International career^{‡}
- 2005: Turkey U18 / 1 / (0)
- 2005: Turkey U19 / 2 / (0)
- 2011: Turkey A2 / 2 / (0)

= Korcan Çelikay =

Turkish footballer

Korcan Çelikay (born 31 December 1987) is a Turkish professional footballer who plays as a goalkeeper.

==Club career==
===Beşiktaş===
Çelikay had started his career at İstanbulspor in 2004 and joined Beşiktaş at the end of that season. He played at youth team until his promotion to senior squad in 2006–07 season by Jean Tigana.

Being unable to play for Beşiktaş for senior level, he was loaned out to Istanbul side Tepecik Belediyespor to play at TFF Third League in 2007–08 season.

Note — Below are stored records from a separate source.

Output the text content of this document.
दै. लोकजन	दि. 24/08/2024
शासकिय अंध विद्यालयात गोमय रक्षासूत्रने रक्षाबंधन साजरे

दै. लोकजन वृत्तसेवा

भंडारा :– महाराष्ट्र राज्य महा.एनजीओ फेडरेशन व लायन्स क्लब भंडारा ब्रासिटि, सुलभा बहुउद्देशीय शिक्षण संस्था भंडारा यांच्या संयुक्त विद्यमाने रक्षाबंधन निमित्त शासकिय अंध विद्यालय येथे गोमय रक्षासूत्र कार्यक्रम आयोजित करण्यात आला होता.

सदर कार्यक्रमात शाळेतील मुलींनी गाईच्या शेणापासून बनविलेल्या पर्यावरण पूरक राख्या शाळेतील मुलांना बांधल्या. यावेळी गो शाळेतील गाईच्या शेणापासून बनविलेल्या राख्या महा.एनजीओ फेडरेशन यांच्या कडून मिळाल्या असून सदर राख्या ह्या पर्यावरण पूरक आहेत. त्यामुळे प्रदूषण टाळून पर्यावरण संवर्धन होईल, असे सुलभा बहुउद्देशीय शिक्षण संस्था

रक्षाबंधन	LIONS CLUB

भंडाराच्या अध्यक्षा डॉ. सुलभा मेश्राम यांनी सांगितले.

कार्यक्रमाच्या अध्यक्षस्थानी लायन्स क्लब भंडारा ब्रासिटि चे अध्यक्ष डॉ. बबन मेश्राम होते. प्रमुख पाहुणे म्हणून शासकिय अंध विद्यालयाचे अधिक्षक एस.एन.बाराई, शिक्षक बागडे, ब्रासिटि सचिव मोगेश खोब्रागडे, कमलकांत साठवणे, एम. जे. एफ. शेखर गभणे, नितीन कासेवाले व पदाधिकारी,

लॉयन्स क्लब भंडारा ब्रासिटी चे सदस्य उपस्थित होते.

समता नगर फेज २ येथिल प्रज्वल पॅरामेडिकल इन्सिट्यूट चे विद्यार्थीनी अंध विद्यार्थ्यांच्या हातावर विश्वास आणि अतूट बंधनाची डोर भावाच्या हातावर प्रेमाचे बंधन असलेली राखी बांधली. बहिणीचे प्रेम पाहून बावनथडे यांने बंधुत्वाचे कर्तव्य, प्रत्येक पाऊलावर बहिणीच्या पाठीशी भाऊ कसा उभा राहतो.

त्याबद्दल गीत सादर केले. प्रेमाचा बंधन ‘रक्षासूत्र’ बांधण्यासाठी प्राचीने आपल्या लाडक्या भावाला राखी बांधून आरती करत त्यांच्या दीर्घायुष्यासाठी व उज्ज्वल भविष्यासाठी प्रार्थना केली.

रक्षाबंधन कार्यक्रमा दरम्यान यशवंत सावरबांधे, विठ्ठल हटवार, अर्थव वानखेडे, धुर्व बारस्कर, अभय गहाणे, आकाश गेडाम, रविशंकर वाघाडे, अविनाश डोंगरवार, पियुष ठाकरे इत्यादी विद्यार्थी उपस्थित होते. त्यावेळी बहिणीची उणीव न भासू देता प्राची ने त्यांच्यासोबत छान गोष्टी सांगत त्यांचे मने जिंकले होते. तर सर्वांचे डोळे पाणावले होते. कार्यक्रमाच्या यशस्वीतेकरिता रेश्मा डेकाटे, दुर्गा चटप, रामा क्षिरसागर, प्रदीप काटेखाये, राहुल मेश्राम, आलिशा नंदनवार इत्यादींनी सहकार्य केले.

In 2009–10 season, he made his senior level league debut against the season-end champion Bursaspor, he entered the game on 43rd minute right after the veteran first keeper of team Rüştü Reçber been injured, on 17th match-day, in which the team suffered a 3–2 home loss, on 18 December 2009, Friday. Following his debut, he played twice at Turkish Cup for the team up against Manisaspor and Konya Şekerspor due to the respective injuries of Reçber and Hakan Arıkan, the main choices for the goal.

===Sivasspor===
On 3 July 2011, along with Mecnun Otkaymaz, Sivasspor President, Korcan Çelikay was taken into custody due to Match fixing scope for alleged fixing at 34 week game of 2010–11 season between Sivasspor and Fenerbahçe. On 29 July 2011, İlhan Çelikay, elder brother of Korcan, was also detained. His elder brother İlhan was released at same day.

On 25 June 2012, following a one-season-long loan, Beşiktaş announced that Çelikay permanently joined Sivasspor.

On 28 April 2014, his shoulder was dislocated that ruled Çelikay out for rest of 2013–14 season.

===Ankaragücü===
On 25 June 2018, Çelikay prolonged his contract for an additional season with Ankaragcü.

==International career==
Çelikay was called up 10 times for national youth football team, 2 times for U-18, 7 times for U-19, 1 time for U-21; sum of 10 times. During his national team experience, he has been capped 5 times for youth levels.